Being as though many don’t know what depression is – signs of depression – I’d like to tell you some things to lookout for. These are things I noticed in myself, others, and others noticed in me as well.
- Excessive sleep (Lack of energy)
- Frequent changes of mood
- Avoiding people/things
- Lack of appetite
- Short temper
- Negative outlook on everything
These are only a few signs I feel are easier to notice when you truly know a person. When it comes to coping with [my] depression I read, write, meditate, exercise, listen to nature sounds, and as bad as this may sound, I exclude myself from A LOT. Alongside taking my medications and therapy. People definitely take it personal, but I know me which is why I do this. I may want to have a girl’s night out, however, if I’m already feeling a way, I know I’ll ruin it with my mood. I’m firm on vibes and I don’t want to be that negative energy for anyone, but people can’t seem to understand that. Not to mention many thinks going out fixes everything. When it’s all over your reality slaps you back in the face fast. That’s why I laid off drinking so much because I’d feel good for however long and once those drinks wear off, that “good” feeling is gone. Or I overthink myself while drinking which ruins everything.

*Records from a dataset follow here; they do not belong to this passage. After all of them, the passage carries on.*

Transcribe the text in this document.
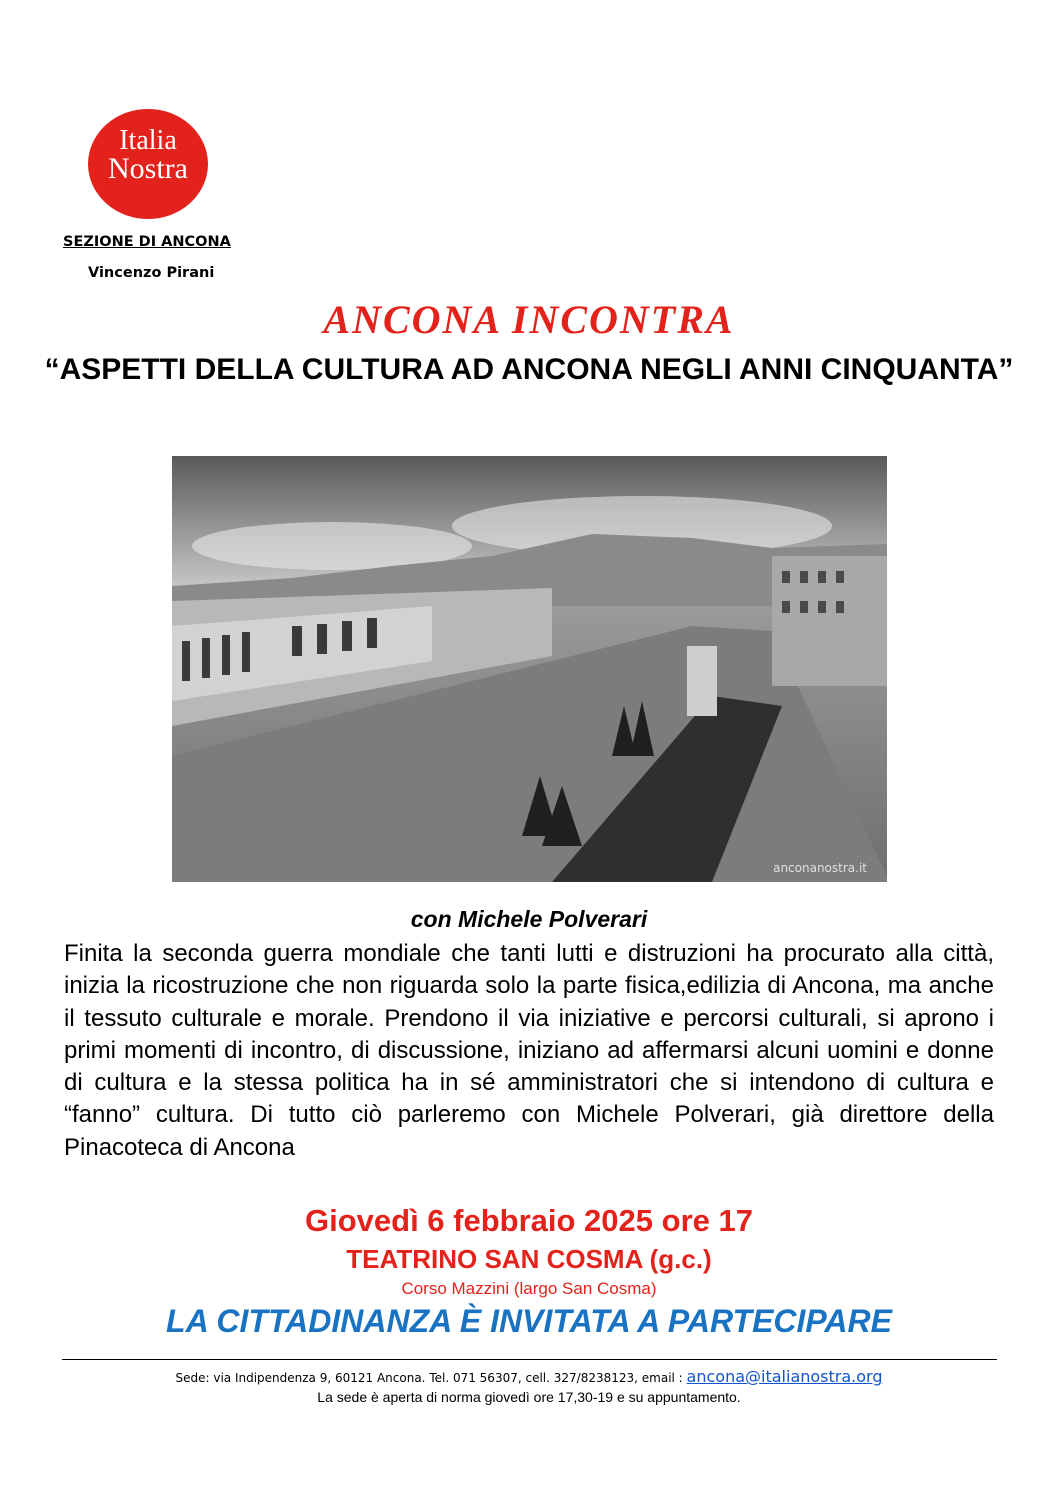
Italia
Nostra
SEZIONE DI ANCONA
Vincenzo Pirani
ANCONA INCONTRA
“ASPETTI DELLA CULTURA AD ANCONA NEGLI ANNI CINQUANTA”
anconanostra.it
con Michele Polverari
Finita la seconda guerra mondiale che tanti lutti e distruzioni ha procurato alla città, inizia la ricostruzione che non riguarda solo la parte fisica,edilizia di Ancona, ma anche il tessuto culturale e morale. Prendono il via iniziative e percorsi culturali, si aprono i primi momenti di incontro, di discussione, iniziano ad affermarsi alcuni uomini e donne di cultura e la stessa politica ha in sé amministratori che si intendono di cultura e “fanno” cultura. Di tutto ciò parleremo con Michele Polverari, già direttore della Pinacoteca di Ancona
Giovedì 6 febbraio 2025 ore 17
TEATRINO SAN COSMA (g.c.)
Corso Mazzini (largo San Cosma)
LA CITTADINANZA È INVITATA A PARTECIPARE
Sede: via Indipendenza 9, 60121 Ancona. Tel. 071 56307, cell. 327/8238123, email : ancona@italianostra.org
La sede è aperta di norma giovedì ore 17,30-19 e su appuntamento.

I know everyone can’t identify depression which is why I hope this post helped you a little. Whether it’s for you or someone else. Don’t allow anyone to make you feel bad because you want them to know how they made you feel. Don’t allow anyone to make you feel bad for taking medications or seeing a therapist to help you. Don’t allow anyone to make you feel like what you feel isn’t real. There are so many depressed people on this earth who consider it sadness when it’s so much more than that. And this is why they can’t understand why you’ve identified your “sadness” as something bigger.
Contact me, find a support group, do breathing exercises, write positive notes to yourself, drink lots of water, go out for some fresh air. Do things that make you feel better and possibly less alone in your time. There is someone here for you, who understands what you’re going through even though you may not know it. You have to want to be better in order to get better. I know it isn’t easy, but it has to start somewhere. Acknowledgment is the first step so you’re already halfway there.